Penetapan tersangka tersebut diumumkan Kejagung pada Rabu (3/6/2026). Namun, hingga kini penyidik masih menghitung besaran kerugian negara yang ditimbulkan dalam perkara tersebut.
Advertisement
"Masih dihitung. Kerugian negara masih dihitung. Masih proses," ujar Direktur Penyidikan Jaksa Agung Muda Tindak Pidana Khusus (Jampidsus), Syarief Sulaeman Nahdi, dalam konferensi pers di Kantor Kejaksaan Agung, Jakarta.
Syarief mengatakan penyidik juga masih mendalami kemungkinan keterlibatan pihak lain yang memiliki hubungan atau afiliasi dengan para tersangka.
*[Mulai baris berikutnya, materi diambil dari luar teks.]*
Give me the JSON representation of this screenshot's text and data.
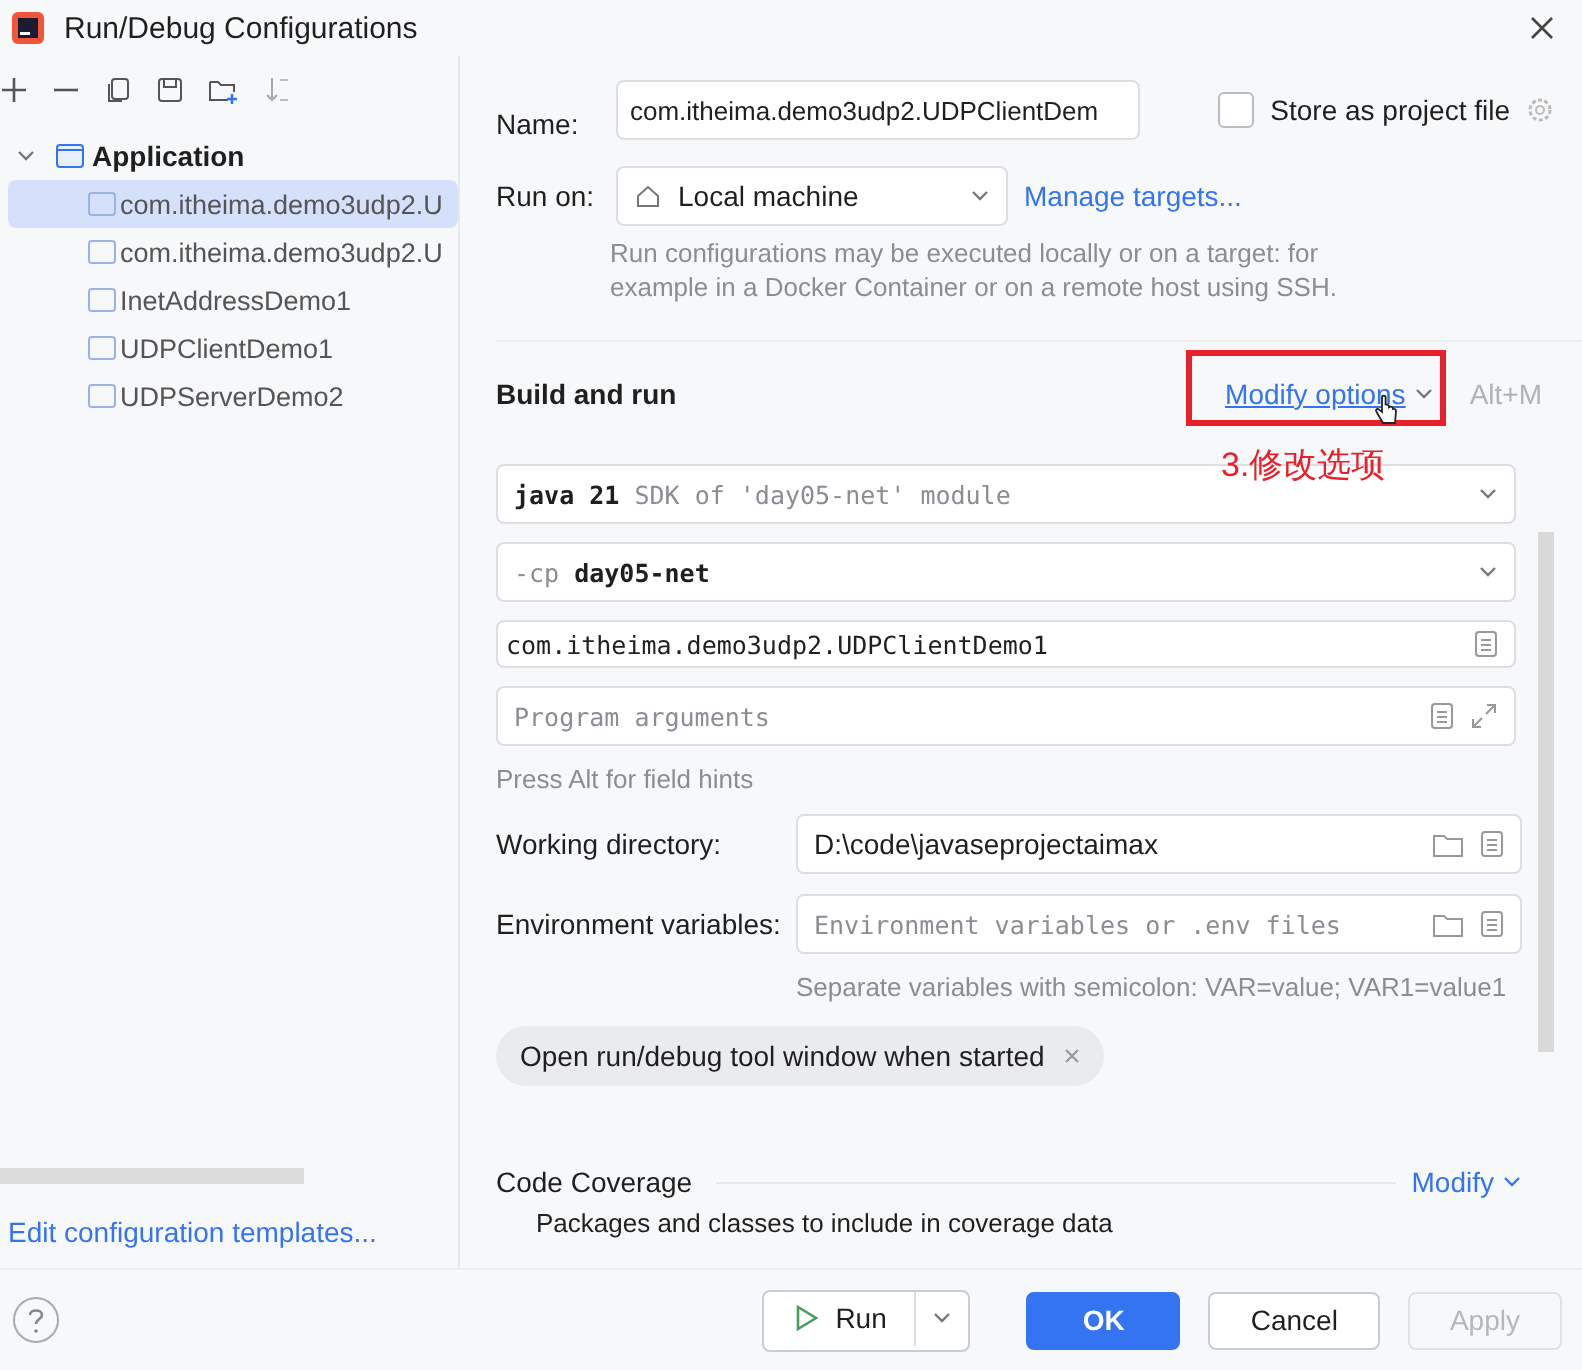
{
  "window": {
    "title": "Run/Debug Configurations"
  },
  "tree": {
    "label": "Application",
    "expanded": true,
    "children": [
      {
        "label": "com.itheima.demo3udp2.U",
        "selected": true
      },
      {
        "label": "com.itheima.demo3udp2.U",
        "selected": false
      },
      {
        "label": "InetAddressDemo1",
        "selected": false
      },
      {
        "label": "UDPClientDemo1",
        "selected": false
      },
      {
        "label": "UDPServerDemo2",
        "selected": false
      }
    ]
  },
  "edit_templates_link": "Edit configuration templates...",
  "name": {
    "label": "Name:",
    "value": "com.itheima.demo3udp2.UDPClientDem"
  },
  "store_as_project_file": {
    "label": "Store as project file",
    "checked": false
  },
  "run_on": {
    "label": "Run on:",
    "value": "Local machine",
    "link": "Manage targets...",
    "hint": "Run configurations may be executed locally or on a target: for example in a Docker Container or on a remote host using SSH."
  },
  "build_and_run": {
    "title": "Build and run",
    "modify_options": "Modify options",
    "shortcut": "Alt+M",
    "annotation": "3.修改选项",
    "jre": {
      "value": "java 21",
      "detail": "SDK of 'day05-net' module"
    },
    "classpath": {
      "prefix": "-cp",
      "value": "day05-net"
    },
    "main_class": "com.itheima.demo3udp2.UDPClientDemo1",
    "program_arguments": {
      "placeholder": "Program arguments"
    },
    "field_hint": "Press Alt for field hints"
  },
  "working_directory": {
    "label": "Working directory:",
    "value": "D:\\code\\javaseprojectaimax"
  },
  "environment_variables": {
    "label": "Environment variables:",
    "placeholder": "Environment variables or .env files",
    "hint": "Separate variables with semicolon: VAR=value; VAR1=value1"
  },
  "option_chip": "Open run/debug tool window when started",
  "code_coverage": {
    "title": "Code Coverage",
    "modify": "Modify",
    "text": "Packages and classes to include in coverage data"
  },
  "buttons": [
    {
      "label": "Run",
      "kind": "run",
      "disabled": false
    },
    {
      "label": "OK",
      "kind": "primary",
      "disabled": false
    },
    {
      "label": "Cancel",
      "kind": "normal",
      "disabled": false
    },
    {
      "label": "Apply",
      "kind": "normal",
      "disabled": true
    }
  ]
}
Meski demikian, ia menegaskan afiliasi yang menjadi perhatian penyidik adalah hubungan yang mengandung unsur melawan hukum dan berpotensi menimbulkan konflik kepentingan.
"Yang dimaksud terafiliasi di sini adalah terafiliasi secara melawan hukum. Terafiliasi secara melawan hukum dan konflik kepentingan di situ," katanya.